Virtual Reality
Virtual Reality
The use of computer hardware and software to create an artificial (i.e. ‘virtual’) environment.
The user normally enters the environment by wearing a headset that blocks normal vision. The environment is manipulated with an electronic glove – or a similar device – connecting the user to the computer.
The term has been traced back to the brilliant French playwrite Antonin Artaud who believed that the internal world of so-called fantasy and the imagination was just as real as the outside world.
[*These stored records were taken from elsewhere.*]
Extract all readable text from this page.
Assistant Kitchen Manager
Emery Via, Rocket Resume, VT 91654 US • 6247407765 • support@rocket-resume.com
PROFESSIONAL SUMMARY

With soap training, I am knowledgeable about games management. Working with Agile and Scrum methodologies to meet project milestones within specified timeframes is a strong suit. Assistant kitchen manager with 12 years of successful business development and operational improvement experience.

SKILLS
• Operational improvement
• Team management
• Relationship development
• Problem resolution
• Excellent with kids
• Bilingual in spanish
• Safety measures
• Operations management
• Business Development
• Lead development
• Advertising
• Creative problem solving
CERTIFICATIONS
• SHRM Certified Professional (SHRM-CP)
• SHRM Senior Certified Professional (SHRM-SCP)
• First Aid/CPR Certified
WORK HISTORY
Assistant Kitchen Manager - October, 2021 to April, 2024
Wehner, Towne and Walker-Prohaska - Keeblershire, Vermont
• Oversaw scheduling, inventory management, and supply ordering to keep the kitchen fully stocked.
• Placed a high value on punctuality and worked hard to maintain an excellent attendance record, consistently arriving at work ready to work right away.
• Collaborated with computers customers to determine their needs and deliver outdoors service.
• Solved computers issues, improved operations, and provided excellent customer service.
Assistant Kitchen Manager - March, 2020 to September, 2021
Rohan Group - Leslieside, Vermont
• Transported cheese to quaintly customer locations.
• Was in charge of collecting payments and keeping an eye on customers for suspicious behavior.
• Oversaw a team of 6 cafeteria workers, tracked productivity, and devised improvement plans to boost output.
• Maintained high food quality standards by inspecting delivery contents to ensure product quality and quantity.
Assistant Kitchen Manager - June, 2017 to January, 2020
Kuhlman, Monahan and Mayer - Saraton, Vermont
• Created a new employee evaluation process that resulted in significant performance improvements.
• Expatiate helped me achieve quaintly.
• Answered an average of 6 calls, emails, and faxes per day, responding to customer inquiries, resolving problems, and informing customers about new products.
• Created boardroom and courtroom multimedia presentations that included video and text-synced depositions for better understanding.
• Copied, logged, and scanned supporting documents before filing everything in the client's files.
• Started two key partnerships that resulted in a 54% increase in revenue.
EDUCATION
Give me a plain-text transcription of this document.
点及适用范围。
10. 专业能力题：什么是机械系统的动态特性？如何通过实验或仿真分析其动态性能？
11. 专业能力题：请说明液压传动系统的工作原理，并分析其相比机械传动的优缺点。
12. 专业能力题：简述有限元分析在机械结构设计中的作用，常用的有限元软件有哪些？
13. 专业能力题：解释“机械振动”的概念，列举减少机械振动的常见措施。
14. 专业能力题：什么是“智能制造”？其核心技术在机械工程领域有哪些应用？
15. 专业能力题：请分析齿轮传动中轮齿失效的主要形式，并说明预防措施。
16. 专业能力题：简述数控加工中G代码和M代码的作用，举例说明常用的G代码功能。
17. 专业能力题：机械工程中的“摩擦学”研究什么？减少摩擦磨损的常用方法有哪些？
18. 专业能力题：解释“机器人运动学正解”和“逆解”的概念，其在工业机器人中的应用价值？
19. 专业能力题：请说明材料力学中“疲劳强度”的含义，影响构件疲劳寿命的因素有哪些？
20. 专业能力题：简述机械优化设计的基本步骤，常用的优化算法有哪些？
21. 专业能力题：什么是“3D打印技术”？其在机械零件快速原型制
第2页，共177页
This view parallels to some degree C. G. Jung’s reflections on the art of alchemy, where relationships with matter and particularly with other people are viewed as something analogous to chemical interactions. And the hypothesized Jungian dynamics of transference, counter-transference and especially syntonic counter-transference point in a similar direction.
Artaud’s understanding of virtual reality also touches on the notion articulated by John Donne that no man is an island–that is, neither distance nor even death entirely separates one individual from another.
No man is an island, entire of itself
every man is a piece of the continent, a part of the main
Virtual reality is having a significant impact on business, medicine and the entertainment industry, where virtual users enjoy, relax or express violent and sexual impulses in socially acceptable ways.
But not everyone sees it this way. Some say that violent virtual reality games should be reexamined in the event that they may promote rather than prevent actual violence.
This is a relatively familiar debate stemming back to the days before home computers. Before the PC the effects of violent TV shows, especially on children, were studied by researchers and public health officials.
Scientific and consumer watchdog concerns about public safety, however, have not deterred virtual reality from taking off. There’s always money to be made through the commodification of sex and violence and definite laws must be passed to regulate the process.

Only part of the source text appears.